Oil Shock March 24, 2009 at 3:41 pm

Totally agree with Martin. The whole IP thing distorts markets, stifles innovation.

Jimmy Bastiat March 24, 2009 at 4:02 pm

I agree with Pingry on Dr. Mishkin. He is a frequent guest on CNBC and would probably welcome the opportunity to converse with another accomplished academic (take a bow Russ) on all things monetary theory.

Martin Brock March 25, 2009 at 9:50 pm

Totally agree with Martin. The whole IP thing distorts markets, stifles innovation.

Again, we don't know how much intellectual property encourages or stifles innovation on balance, because we have no world without IP to compare with the world with IP; however, we do know that IP is a forcible imposition.

When I buy a copy of a Harry Potter story, I'm not simply buying the product of J. K. Rowling's creativity. I'm buying the product of many people's creativity, from book binders to truck drivers. J. K. Rowling receives the lion's share of the total revenue, because she is entitled to it.

When I write "entitled to it", I'm not passing any moral judgment. I'm only stating a statutory fact.

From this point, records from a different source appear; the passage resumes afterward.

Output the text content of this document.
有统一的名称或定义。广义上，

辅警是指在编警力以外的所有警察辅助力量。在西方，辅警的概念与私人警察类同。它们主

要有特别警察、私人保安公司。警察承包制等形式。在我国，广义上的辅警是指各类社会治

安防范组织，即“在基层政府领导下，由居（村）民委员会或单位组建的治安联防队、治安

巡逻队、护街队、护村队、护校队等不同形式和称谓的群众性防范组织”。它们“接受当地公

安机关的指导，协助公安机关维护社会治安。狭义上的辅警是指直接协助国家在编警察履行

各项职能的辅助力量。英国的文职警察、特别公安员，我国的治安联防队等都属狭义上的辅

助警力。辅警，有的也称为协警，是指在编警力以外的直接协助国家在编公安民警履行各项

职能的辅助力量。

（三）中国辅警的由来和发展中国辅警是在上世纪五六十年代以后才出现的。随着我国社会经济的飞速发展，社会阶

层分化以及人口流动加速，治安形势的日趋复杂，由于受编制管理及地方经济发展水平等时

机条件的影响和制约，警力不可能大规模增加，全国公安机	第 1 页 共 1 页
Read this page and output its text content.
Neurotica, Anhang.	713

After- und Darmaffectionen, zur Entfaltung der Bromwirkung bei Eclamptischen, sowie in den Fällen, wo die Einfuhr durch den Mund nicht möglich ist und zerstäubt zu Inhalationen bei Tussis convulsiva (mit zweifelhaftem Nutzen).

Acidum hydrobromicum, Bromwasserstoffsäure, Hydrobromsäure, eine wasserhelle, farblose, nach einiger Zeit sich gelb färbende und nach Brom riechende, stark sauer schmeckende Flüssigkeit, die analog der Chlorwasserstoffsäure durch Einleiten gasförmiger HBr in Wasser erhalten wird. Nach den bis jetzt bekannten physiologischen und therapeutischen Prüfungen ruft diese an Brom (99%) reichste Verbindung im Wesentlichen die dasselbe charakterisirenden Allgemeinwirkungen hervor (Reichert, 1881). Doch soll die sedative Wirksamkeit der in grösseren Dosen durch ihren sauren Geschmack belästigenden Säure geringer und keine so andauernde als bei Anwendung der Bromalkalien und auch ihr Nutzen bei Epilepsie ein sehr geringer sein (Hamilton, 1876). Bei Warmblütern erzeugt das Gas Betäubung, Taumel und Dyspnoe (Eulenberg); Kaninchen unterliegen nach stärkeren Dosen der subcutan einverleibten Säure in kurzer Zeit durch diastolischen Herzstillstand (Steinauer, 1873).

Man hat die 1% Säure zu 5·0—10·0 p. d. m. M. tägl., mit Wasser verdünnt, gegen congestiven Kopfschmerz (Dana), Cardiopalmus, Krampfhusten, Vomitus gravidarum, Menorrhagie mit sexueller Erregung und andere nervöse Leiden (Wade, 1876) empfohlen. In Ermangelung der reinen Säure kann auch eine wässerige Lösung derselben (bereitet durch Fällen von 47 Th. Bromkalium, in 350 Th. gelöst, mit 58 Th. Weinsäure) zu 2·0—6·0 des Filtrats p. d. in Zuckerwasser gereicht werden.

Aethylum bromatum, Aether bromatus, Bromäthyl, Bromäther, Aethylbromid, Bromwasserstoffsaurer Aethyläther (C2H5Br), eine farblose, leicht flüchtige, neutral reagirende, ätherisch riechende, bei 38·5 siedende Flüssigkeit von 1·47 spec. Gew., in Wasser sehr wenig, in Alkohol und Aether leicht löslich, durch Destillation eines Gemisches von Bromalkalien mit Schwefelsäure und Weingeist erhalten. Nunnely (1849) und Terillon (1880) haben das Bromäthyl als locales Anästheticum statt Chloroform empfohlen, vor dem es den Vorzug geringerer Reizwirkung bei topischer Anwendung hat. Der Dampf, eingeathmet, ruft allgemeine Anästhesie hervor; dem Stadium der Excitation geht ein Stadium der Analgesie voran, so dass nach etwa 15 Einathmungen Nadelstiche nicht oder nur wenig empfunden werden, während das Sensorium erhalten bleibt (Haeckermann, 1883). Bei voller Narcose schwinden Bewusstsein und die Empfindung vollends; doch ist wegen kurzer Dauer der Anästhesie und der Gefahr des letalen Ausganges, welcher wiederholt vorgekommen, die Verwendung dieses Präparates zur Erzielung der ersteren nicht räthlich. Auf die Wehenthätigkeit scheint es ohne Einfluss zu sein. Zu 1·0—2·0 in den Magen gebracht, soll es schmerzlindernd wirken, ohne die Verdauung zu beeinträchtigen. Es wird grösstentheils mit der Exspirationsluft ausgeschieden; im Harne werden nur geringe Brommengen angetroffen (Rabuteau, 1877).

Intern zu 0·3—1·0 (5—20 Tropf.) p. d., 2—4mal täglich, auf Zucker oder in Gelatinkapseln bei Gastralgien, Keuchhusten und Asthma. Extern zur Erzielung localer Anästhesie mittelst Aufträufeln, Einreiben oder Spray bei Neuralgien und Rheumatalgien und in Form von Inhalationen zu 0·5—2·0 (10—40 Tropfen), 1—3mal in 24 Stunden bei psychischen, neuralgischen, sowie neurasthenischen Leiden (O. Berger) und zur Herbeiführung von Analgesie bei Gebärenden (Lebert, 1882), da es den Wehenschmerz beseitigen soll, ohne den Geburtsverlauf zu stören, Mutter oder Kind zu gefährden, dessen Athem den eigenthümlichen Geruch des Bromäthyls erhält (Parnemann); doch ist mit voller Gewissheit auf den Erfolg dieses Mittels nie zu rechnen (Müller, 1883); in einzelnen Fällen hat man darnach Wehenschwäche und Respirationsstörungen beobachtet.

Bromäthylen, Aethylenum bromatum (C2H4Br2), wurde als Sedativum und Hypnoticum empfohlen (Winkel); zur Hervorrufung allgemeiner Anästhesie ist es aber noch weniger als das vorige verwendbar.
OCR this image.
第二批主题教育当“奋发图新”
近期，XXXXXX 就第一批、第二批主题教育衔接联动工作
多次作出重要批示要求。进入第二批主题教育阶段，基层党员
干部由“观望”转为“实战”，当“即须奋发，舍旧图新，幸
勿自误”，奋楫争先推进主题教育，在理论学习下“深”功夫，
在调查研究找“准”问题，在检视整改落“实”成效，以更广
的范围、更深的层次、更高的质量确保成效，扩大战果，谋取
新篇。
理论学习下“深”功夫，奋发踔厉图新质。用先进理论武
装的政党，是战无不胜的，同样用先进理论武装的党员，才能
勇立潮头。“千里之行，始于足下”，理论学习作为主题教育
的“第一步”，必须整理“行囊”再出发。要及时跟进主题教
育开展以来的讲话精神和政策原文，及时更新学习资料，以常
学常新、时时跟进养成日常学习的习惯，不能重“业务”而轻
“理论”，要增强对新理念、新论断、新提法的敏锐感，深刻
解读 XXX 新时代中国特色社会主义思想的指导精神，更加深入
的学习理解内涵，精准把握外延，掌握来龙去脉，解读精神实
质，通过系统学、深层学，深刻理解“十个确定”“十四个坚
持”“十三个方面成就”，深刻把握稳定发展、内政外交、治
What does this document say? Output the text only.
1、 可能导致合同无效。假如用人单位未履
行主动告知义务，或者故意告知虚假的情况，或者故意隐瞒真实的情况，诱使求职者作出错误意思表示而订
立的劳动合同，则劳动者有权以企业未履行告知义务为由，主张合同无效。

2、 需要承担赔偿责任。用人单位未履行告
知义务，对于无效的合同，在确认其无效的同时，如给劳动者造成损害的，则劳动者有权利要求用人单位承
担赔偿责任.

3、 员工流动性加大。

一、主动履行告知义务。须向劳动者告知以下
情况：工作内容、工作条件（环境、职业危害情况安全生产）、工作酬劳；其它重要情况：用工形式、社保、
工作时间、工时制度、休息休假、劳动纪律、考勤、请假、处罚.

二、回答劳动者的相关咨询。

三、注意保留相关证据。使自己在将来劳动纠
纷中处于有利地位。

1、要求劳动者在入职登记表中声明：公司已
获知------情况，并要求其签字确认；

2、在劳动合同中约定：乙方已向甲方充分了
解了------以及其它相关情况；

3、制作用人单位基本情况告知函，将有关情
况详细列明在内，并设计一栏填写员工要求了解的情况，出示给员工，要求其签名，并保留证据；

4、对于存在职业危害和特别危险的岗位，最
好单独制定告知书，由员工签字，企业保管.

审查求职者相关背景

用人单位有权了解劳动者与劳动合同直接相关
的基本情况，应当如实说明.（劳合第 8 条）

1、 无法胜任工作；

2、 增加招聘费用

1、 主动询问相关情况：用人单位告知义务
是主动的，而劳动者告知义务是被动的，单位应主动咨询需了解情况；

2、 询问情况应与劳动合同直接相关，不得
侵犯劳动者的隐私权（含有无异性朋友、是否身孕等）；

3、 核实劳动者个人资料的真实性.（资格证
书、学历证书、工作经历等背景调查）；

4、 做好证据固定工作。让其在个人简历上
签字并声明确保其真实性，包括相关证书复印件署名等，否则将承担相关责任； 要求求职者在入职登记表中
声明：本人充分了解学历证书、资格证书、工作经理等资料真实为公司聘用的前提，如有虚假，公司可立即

Welfare recipients are also entitled to their benefits, whether or not I believe that a particular welfare program is productive or counterproductive.

Without IP or with different IP statutes (20 year copyrights rather that 120 year copyrights for example), authors might have less money, and bookbinders might have more. Whether we call this consequence of the statutory variation "good" or "bad" is irrelevant to my point.

My point is that the variation in wealth (or "marginal value") attributable to IP is not simply a product of the labor of authors. It's a product of statesmen establishing and enforcing intellectual property rights. That's just the fact of the matter.

Martin Brock March 25, 2009 at 9:58 pm

And I don't oppose copyrights in general, although I do advocate reforms in copyright. I most advocate reforms in copyright most directly affecting me, i.e. copyrights for computer software source codes. I'd like these copyrights to be far less restrictive, of much shorter duration for example, and I write software for a living. Most people who write software for a living agree with me in my experience.